Ushiwakamaru (The Young Minamoto no Yoshitsune)
牛若丸
- Date:
- before 1924
- Medium:
- Hanging scroll; ink and colour on silk
Description
Ushiwakamaru, the Young Minamoto no Yoshitsune (牛若丸) is a large hanging scroll by Matsumoto Fūko depicting the most celebrated boyhood image in the Japanese historical-narrative tradition: the youthful Yoshitsune (1159–1189), known by his childhood name Ushiwakamaru, training in swordsmanship at Kurama-dera, the mountain temple north of Kyoto where the Genji exile was sent as a boy after his father's defeat in the Heiji Disturbance of 1159. The episode — the young Yoshitsune learning sword-skill at night in the cedar forests of Mount Kurama under the supervision of the tengu — was one of the most familiar Heian-Kamakura subjects in late-Edo and Meiji historical painting, treated in popular literature, kabuki, and the prints of Kuniyoshi and Yoshitoshi.

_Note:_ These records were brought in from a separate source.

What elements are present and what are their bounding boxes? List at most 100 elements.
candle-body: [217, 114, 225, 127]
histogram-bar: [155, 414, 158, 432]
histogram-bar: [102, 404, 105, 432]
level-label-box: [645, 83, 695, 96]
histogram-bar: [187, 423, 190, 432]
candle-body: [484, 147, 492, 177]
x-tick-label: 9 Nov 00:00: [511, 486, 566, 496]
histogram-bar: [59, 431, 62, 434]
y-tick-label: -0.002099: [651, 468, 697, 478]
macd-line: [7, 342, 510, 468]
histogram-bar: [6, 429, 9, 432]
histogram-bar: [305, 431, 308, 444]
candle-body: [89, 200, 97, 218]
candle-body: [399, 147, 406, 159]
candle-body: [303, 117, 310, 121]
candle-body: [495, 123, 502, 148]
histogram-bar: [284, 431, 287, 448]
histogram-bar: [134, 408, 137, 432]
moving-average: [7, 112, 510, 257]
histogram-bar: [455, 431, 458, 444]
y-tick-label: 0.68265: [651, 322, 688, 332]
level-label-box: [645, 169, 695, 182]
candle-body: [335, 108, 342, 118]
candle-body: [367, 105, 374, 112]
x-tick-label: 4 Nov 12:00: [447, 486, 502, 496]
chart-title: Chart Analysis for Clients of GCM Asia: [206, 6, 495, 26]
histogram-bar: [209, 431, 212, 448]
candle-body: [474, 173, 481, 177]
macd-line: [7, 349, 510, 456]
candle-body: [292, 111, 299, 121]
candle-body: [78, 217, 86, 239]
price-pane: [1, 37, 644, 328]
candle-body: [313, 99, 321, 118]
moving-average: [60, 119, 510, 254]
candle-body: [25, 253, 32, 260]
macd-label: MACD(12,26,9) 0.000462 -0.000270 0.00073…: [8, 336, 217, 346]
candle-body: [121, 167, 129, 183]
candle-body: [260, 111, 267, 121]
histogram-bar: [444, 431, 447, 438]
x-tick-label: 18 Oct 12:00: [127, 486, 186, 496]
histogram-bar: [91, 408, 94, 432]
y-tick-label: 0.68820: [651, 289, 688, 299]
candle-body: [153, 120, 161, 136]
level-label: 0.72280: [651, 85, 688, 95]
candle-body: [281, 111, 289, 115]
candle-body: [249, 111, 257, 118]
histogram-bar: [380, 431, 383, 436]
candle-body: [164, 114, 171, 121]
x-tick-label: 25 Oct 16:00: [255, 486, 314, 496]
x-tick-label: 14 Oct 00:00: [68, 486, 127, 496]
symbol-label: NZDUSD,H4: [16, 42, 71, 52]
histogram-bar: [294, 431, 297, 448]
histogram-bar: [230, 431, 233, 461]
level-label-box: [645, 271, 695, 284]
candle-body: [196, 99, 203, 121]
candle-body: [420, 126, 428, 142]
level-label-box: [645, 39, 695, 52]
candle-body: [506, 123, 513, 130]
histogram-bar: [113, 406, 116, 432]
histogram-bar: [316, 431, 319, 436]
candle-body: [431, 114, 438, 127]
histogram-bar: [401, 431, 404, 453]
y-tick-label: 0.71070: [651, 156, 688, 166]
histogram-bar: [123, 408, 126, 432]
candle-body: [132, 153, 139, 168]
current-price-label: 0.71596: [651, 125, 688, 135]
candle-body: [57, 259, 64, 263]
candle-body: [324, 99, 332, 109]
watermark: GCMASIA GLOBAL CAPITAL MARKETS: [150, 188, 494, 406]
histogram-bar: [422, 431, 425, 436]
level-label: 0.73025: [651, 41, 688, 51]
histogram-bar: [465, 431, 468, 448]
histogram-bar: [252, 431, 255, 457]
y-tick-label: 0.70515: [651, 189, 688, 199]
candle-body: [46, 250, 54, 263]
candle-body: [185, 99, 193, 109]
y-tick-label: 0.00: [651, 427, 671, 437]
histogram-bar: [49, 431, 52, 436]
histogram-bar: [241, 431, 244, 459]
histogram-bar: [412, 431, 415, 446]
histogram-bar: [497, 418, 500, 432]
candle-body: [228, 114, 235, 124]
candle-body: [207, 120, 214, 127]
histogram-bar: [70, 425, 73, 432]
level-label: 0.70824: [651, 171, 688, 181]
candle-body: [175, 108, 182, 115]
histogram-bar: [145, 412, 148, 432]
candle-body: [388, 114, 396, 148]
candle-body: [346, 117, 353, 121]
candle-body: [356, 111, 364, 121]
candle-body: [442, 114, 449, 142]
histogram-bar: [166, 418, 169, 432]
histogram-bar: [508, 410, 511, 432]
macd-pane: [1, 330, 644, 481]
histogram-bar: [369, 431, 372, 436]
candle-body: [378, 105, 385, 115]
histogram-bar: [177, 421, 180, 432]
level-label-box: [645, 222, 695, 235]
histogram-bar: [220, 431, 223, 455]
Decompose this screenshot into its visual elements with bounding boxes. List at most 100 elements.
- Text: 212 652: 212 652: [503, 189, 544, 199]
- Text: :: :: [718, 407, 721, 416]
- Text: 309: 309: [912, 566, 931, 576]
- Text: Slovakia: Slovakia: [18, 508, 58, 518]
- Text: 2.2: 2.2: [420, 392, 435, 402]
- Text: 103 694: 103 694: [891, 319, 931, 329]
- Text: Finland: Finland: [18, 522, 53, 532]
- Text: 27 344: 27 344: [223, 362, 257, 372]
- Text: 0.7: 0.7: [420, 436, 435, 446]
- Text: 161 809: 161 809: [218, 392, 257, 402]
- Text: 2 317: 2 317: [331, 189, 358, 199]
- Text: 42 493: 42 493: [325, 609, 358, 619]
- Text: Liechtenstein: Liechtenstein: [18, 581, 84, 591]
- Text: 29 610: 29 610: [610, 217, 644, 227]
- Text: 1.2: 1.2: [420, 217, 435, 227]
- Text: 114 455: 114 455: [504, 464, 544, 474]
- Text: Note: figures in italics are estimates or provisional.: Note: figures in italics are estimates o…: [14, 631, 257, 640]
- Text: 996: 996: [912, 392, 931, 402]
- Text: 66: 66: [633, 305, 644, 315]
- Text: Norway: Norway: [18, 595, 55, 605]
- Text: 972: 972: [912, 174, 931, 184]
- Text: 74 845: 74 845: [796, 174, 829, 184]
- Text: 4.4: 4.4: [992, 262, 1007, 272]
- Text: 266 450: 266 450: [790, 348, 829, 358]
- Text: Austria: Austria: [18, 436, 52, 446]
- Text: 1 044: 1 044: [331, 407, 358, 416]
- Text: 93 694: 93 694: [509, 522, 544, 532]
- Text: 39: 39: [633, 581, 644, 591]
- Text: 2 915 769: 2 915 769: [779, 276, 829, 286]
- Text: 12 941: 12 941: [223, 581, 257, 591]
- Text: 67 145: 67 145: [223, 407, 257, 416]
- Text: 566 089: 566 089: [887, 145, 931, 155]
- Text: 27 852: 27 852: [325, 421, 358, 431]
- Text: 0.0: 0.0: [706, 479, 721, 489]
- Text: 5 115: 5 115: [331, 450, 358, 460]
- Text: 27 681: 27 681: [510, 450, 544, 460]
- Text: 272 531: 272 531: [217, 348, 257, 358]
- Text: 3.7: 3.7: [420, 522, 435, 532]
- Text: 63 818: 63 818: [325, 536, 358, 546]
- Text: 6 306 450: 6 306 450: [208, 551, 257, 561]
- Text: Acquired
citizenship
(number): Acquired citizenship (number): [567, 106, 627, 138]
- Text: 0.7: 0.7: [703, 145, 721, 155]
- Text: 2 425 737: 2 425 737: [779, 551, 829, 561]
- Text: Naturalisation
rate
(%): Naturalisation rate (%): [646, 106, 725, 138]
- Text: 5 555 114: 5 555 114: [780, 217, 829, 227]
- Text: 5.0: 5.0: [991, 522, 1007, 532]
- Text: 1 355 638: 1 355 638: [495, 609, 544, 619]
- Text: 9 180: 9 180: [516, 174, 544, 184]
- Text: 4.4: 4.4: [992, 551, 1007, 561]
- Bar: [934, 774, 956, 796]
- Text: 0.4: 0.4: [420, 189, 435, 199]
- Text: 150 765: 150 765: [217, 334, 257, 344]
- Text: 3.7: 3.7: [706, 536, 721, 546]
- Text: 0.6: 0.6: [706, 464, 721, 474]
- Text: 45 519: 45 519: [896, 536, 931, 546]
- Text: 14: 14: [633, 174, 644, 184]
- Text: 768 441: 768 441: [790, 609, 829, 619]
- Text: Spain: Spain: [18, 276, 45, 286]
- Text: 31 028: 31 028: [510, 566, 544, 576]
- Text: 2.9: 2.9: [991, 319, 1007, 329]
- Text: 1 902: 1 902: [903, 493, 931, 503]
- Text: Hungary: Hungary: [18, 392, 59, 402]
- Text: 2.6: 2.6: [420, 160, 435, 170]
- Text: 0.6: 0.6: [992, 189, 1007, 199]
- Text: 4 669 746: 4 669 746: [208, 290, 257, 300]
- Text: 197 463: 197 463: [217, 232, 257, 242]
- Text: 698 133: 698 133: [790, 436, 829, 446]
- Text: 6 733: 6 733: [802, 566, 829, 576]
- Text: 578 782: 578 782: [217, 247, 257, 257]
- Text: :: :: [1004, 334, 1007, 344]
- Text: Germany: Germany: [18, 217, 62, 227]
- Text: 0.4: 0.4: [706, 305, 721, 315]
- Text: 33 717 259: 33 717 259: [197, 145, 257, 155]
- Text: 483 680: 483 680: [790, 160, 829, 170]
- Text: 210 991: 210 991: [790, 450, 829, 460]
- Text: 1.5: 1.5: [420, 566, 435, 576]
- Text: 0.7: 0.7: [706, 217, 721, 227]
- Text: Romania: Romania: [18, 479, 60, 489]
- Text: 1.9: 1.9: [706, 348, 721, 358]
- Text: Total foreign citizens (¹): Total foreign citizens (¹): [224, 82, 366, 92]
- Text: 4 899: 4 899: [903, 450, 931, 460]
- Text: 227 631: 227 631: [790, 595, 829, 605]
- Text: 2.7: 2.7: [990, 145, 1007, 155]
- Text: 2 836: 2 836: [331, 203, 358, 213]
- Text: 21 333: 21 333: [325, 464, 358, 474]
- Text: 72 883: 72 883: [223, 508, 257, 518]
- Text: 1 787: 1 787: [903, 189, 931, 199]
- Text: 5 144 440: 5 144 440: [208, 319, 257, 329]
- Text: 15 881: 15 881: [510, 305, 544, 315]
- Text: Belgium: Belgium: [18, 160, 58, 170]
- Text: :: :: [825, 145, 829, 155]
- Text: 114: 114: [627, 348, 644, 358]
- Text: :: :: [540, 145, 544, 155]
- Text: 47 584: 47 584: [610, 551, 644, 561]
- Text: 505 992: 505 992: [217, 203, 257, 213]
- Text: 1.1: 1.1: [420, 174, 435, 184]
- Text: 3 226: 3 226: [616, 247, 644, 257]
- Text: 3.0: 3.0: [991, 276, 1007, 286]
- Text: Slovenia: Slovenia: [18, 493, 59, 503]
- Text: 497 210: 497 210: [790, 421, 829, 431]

Fūko's vertical composition presents the boy in flowing white robes against a darker background of mountain pine and rock, his hair tied at the nape in the youthful Heian manner, his sword raised in the practice gesture that the rekishiga tradition codified as the standard Ushiwakamaru pose. The painting carries forward Kikuchi Yōsai's iconography of the figure from the Zenken kojitsu album, inflected through Fūko's mature handling of robe drapery and atmospheric ground, and is a representative example of his treatment of the Genpei-period heroes who were a central subject of late-Meiji and Taishō historical painting.